Do a RAM preview, and see how the flock of red particles is looking. The Velocity of 130 is about right, as is the default value of 20 for the Velocity Random Spread. The Particle Radius will not impact our final composite, so we can safely leave it at two.
Step 9
For our bird, we used Poser to animate a five-second flapping cycle that is repeated two times for a total 10-second animation. Except for the flapping, the bird remains stationary within the Poser environment. We rendered our solo bird, named Flying Hawk, as an .AVI with a transparency (alpha) channel, imported it into After Effects and dropped it into the top layer of our timeline.
Step 10
Click on the Bird Particles layer, and, in the effects panel, twirl down the Layer Map property.

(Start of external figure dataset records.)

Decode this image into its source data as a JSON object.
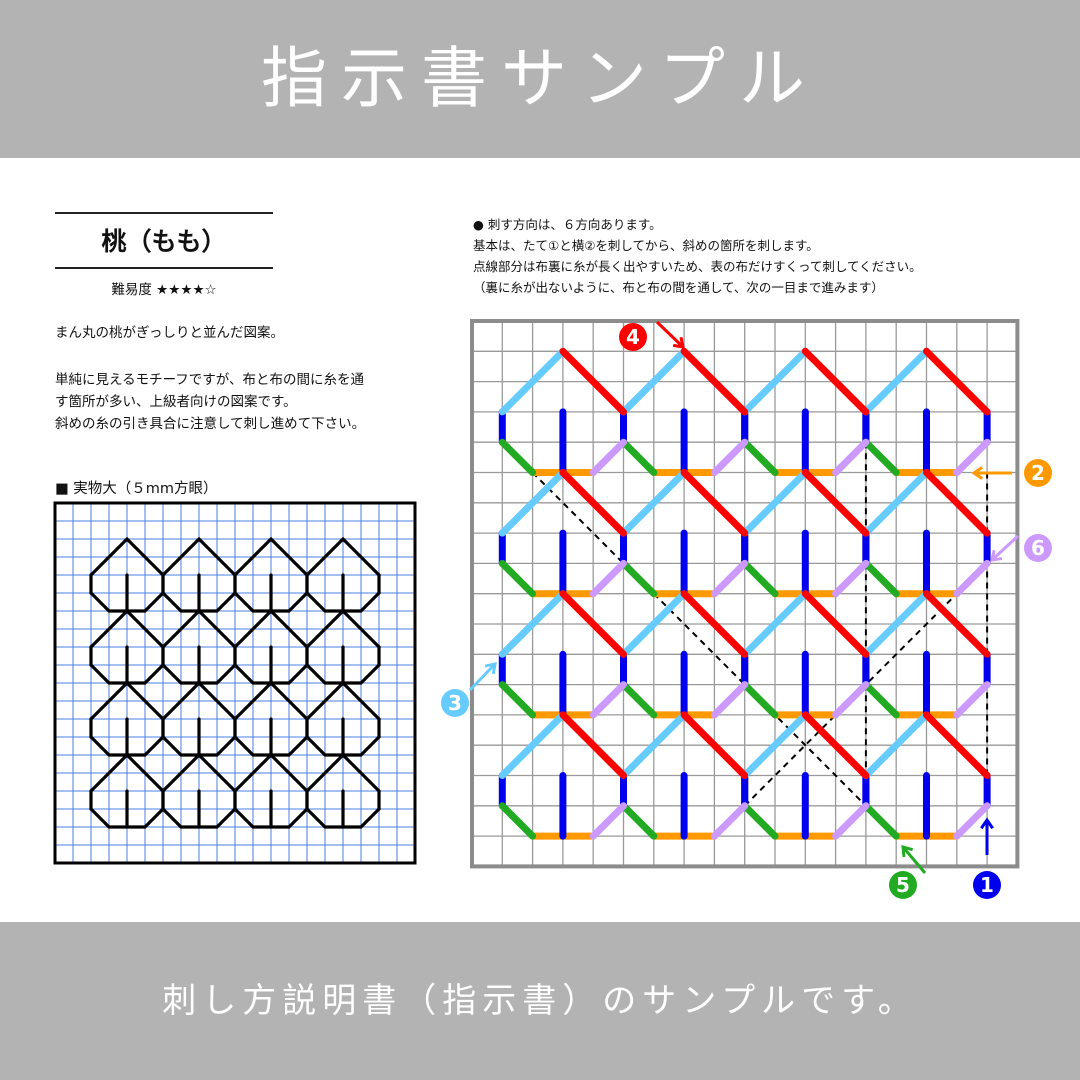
{
  "header": {
    "title": "指示書サンプル"
  },
  "footer": {
    "text": "刺し方説明書（指示書）のサンプルです。"
  },
  "pattern": {
    "title": "桃（もも）",
    "difficulty": "難易度 ★★★★☆",
    "difficulty_stars": 4,
    "description": [
      "まん丸の桃がぎっしりと並んだ図案。",
      "単純に見えるモチーフですが、布と布の間に糸を通",
      "す箇所が多い、上級者向けの図案です。",
      "斜めの糸の引き具合に注意して刺し進めて下さい。"
    ],
    "real_size_label": "■ 実物大（５mm方眼）"
  },
  "instructions": [
    "● 刺す方向は、６方向あります。",
    "基本は、たて①と横②を刺してから、斜めの箇所を刺します。",
    "点線部分は布裏に糸が長く出やすいため、表の布だけすくって刺してください。",
    "（裏に糸が出ないように、布と布の間を通して、次の一目まで進みます）"
  ],
  "stitch_colors": {
    "1": "#0000ee",
    "2": "#ff9900",
    "3": "#66ccff",
    "4": "#ff0000",
    "5": "#22aa22",
    "6": "#cc99ff"
  },
  "markers": [
    {
      "label": "1",
      "color": "#0000ee"
    },
    {
      "label": "2",
      "color": "#ff9900"
    },
    {
      "label": "3",
      "color": "#66ccff"
    },
    {
      "label": "4",
      "color": "#ff0000"
    },
    {
      "label": "5",
      "color": "#22aa22"
    },
    {
      "label": "6",
      "color": "#cc99ff"
    }
  ]
}
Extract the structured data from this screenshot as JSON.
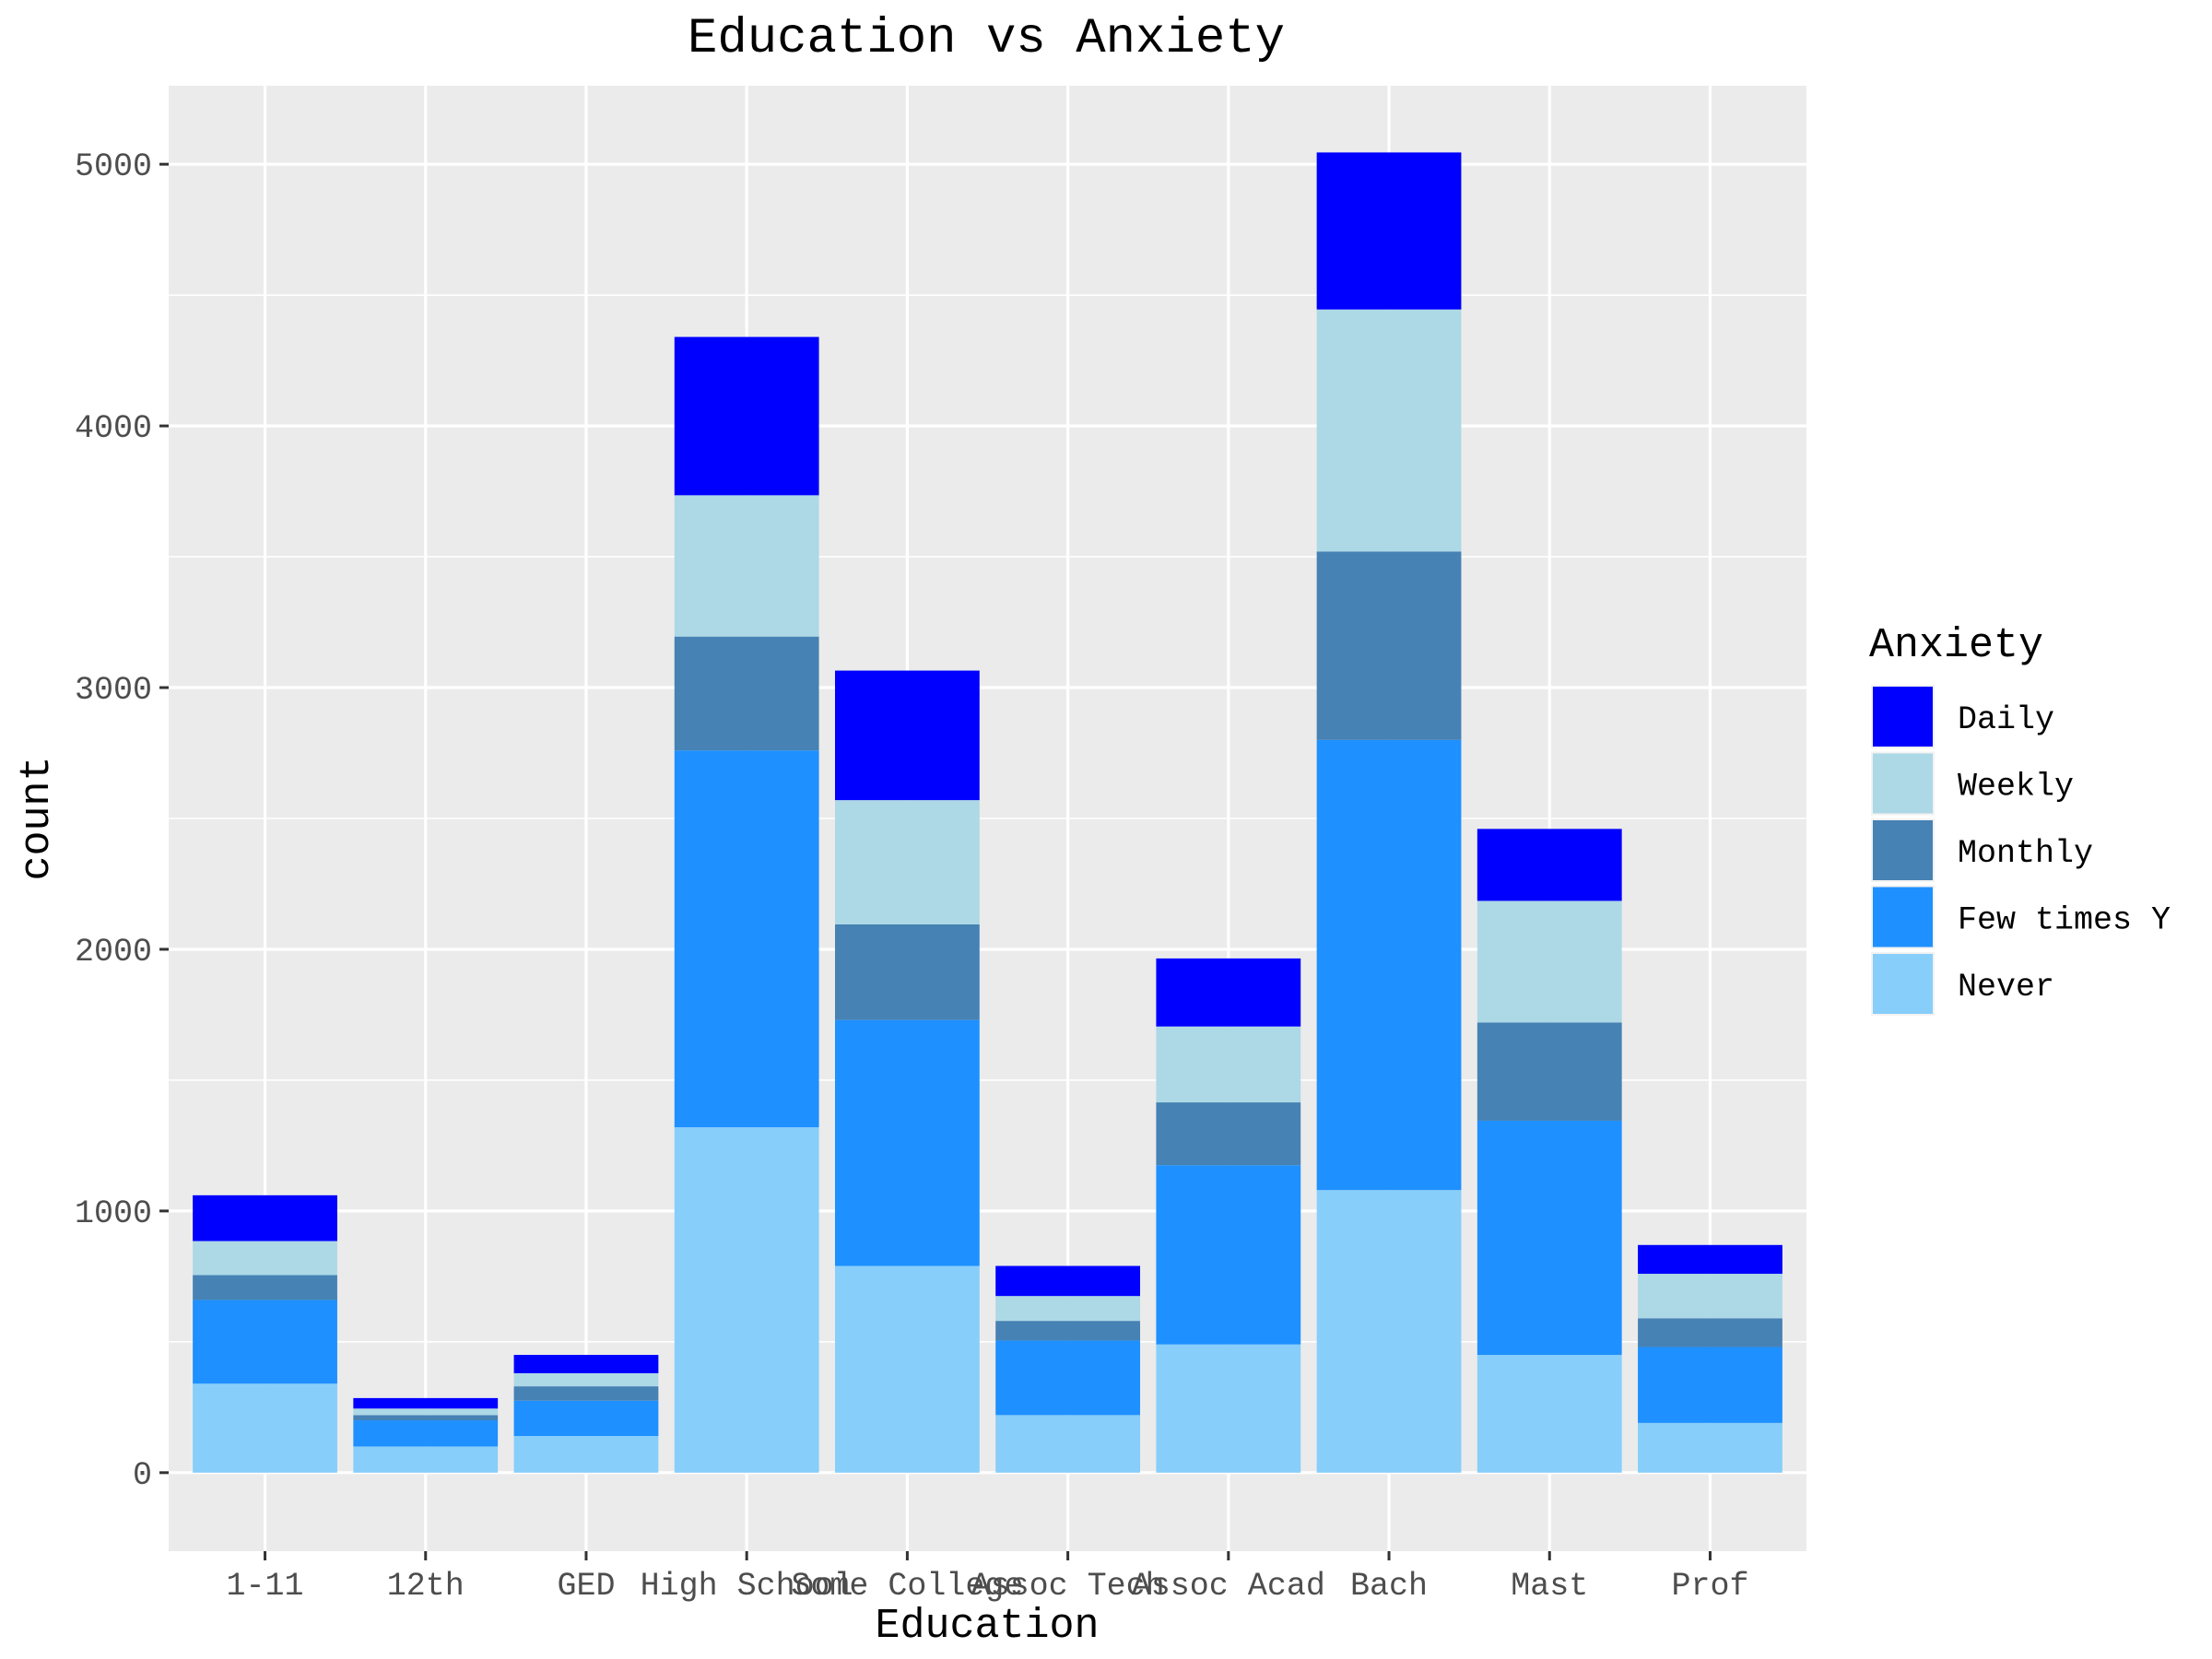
{
  "chart_data": {
    "type": "bar",
    "stacked": true,
    "title": "Education vs Anxiety",
    "xlabel": "Education",
    "ylabel": "count",
    "ylim": [
      -300,
      5300
    ],
    "yticks": [
      0,
      1000,
      2000,
      3000,
      4000,
      5000
    ],
    "grid": true,
    "legend": {
      "title": "Anxiety",
      "position": "right"
    },
    "categories": [
      "1-11",
      "12th",
      "GED",
      "High School",
      "Some College",
      "Assoc Tech",
      "Assoc Acad",
      "Bach",
      "Mast",
      "Prof"
    ],
    "series": [
      {
        "name": "Never",
        "color": "#87CEFA",
        "values": [
          340,
          100,
          140,
          1320,
          790,
          220,
          490,
          1080,
          450,
          190
        ]
      },
      {
        "name": "Few times Y",
        "color": "#1E90FF",
        "values": [
          320,
          100,
          135,
          1440,
          940,
          285,
          685,
          1720,
          895,
          290
        ]
      },
      {
        "name": "Monthly",
        "color": "#4682B4",
        "values": [
          95,
          20,
          55,
          435,
          365,
          75,
          240,
          720,
          375,
          110
        ]
      },
      {
        "name": "Weekly",
        "color": "#ADD8E6",
        "values": [
          130,
          25,
          50,
          540,
          475,
          95,
          290,
          925,
          465,
          170
        ]
      },
      {
        "name": "Daily",
        "color": "#0000FF",
        "values": [
          175,
          40,
          70,
          605,
          495,
          115,
          260,
          600,
          275,
          110
        ]
      }
    ],
    "legend_order": [
      "Daily",
      "Weekly",
      "Monthly",
      "Few times Y",
      "Never"
    ],
    "panel_background": "#EBEBEB",
    "grid_color": "#FFFFFF"
  }
}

To the right of Use Layer, select your Flying Hawk layer and, presto, instant flock!
Step 11
As you can see, we have a lot of birds fighting for some wing room, so let’s reduce the Particles Per Second to four. That’s better.
Step 12
Before we put our final touches to this scene, deselect the visibility eyeball of the Flying Hawk.avi layer, as now we want to see only the particle-birds.
Do another RAM preview, and you have a nice flock of birds…doing exactly the same thing. Not particularly realistic. So let’s adjust two more properties. Go to Layer Map>Use Layer>Time Offset Type, and select Relative Random. Just under this, change the Random Time Max to .9 or whatever value looks best for your scene. You may need to move your Cannon off screen to the right, so that this new setting does not start popping on birds within your viewable frame. This setting will also shorten your usable scene length. The scene now begins emitting your particle-birds at slightly different points in their animations, giving the impression of each being a unique flyer.
Particles of a Feather
Now that you have the basics, you might want to experiment with the Repel Force. Keep the value below one, and watch how the particle-birds now interact with each other. The effect is not what you might see in most flocks of real birds, but it is a powerful parameter you can control for other types of particle effects. The remaining three properties of Wall, Persistent and Ephemeral Property Mappers control advanced features that integrate use of masks and image maps that give you practically an unlimited amount of control – for another tutorial, or two.
Contributing editor Brian Peterson is a video production consultant, trainer and lecturer.